Dabei beginnt alles sehr gewöhnlich, typisch Assemblage 23 eben. Nach einem ca. 40 sekündigen Intro peitschen einem die gewohnten Klänge um die Ohren. Wie immer alles sehr gefällig, tanzbar und mit ordentlicher Wucht. Doch wie bereits beim letzten Album angemerkt, reisst mich das schon lange nicht mehr vom Hocker. Es wirkt einfach wie am Reißbrett entworfen, bietet schlichtweg nichts bahnbrechend Neues. Nur vereinzelte Klänge kommen einem eher unbekannt, neu vor. Da keimt doch ein wenig Hoffnung auf, auch wenn das nicht alles sein kann.


Tom scheint mich erhört zu haben, denn mit „Dirt“ findet sich hier noch ein Track, der eher schon Electro-Clash als Futurepop ist und dem Gesamtbild mehr als gut tut. Es geht doch!

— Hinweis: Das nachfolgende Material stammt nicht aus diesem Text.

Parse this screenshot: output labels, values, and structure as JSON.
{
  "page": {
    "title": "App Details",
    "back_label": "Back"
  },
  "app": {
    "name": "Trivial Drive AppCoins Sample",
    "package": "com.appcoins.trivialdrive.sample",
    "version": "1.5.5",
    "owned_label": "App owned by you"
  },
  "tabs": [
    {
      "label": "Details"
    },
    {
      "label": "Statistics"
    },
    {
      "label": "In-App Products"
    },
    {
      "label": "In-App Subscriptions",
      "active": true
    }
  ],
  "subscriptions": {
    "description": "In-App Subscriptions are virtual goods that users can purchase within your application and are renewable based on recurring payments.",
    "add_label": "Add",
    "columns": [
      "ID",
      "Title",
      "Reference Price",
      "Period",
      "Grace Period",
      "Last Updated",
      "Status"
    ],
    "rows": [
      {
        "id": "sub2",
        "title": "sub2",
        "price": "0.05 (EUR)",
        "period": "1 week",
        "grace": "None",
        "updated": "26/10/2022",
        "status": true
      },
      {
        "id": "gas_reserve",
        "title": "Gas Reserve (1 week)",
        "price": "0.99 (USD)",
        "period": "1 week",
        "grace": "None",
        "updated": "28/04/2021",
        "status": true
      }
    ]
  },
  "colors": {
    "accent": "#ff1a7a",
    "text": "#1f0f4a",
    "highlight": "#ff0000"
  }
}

Immer noch ist es Assemblage 23, keine Frage, aber in einem neuen Gewand. Aufregender, überraschender als die anderen Nummern.

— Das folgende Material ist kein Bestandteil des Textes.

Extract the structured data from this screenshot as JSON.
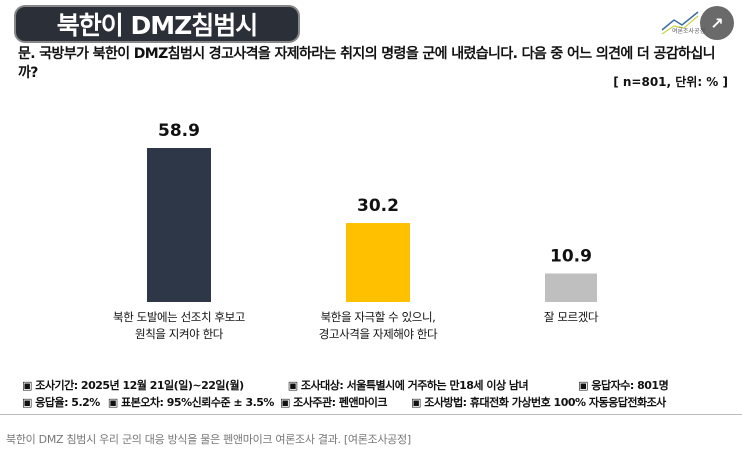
{
  "title": "북한이 DMZ침범시",
  "logo_text": "여론조사공정",
  "expand_icon": "expand-icon",
  "question": "문. 국방부가 북한이 DMZ침범시 경고사격을 자제하라는 취지의 명령을 군에 내렸습니다. 다음 중 어느 의견에 더 공감하십니까?",
  "unit": "[ n=801, 단위: % ]",
  "chart_data": {
    "type": "bar",
    "categories": [
      "북한 도발에는 선조치 후보고 원칙을 지켜야 한다",
      "북한을 자극할 수 있으니, 경고사격을 자제해야 한다",
      "잘 모르겠다"
    ],
    "category_lines": [
      [
        "북한 도발에는 선조치 후보고",
        "원칙을 지켜야 한다"
      ],
      [
        "북한을 자극할 수 있으니,",
        "경고사격을 자제해야 한다"
      ],
      [
        "잘 모르겠다"
      ]
    ],
    "values": [
      58.9,
      30.2,
      10.9
    ],
    "value_labels": [
      "58.9",
      "30.2",
      "10.9"
    ],
    "colors": [
      "#2d3748",
      "#ffc000",
      "#bfbfbf"
    ],
    "ylim": [
      0,
      65
    ],
    "grid": false
  },
  "footer": [
    [
      "▣ 조사기간: 2025년 12월 21일(일)~22일(월)",
      "▣ 조사대상: 서울특별시에 거주하는 만18세 이상 남녀",
      "▣ 응답자수: 801명"
    ],
    [
      "▣ 응답율: 5.2%",
      "▣ 표본오차: 95%신뢰수준 ± 3.5%",
      "▣ 조사주관: 펜앤마이크",
      "▣ 조사방법: 휴대전화 가상번호 100% 자동응답전화조사"
    ]
  ],
  "caption": "북한이 DMZ 침범시 우리 군의 대응 방식을 물은 펜앤마이크 여론조사 결과. [여론조사공정]"
}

Fluorescent Skies ist hingegen ein verträumter Pop-Song, der ein wenig an Nerve.Filter erinnert.
Womit wir auch schon bei den Remixen angekommen sind. Wie bereits bei den letzten Singles, lässt Tom hier niemand fremden an die Regler sonder besorgt die Remixe gleich selbst. Wobei es sich eher um andere Versionen handelt. Zum einen um einen Club Mix, der genau das hält was der Titel verspricht zum anderen den „Nerve Filter Dub“, der viel mehr eine Re-Interpretation ist als ein Mix. Die Vocals sind neu aufgenommen worden und vom Club-Appeal des Originals bleibt nicht viel übrig.
Insgesamt eine gute Single, wobei hoffentlich „Dirt“ der für das Album wegweisende Track ist und „Binary“ eher eine Brücke zwischen den Alben schlagen soll.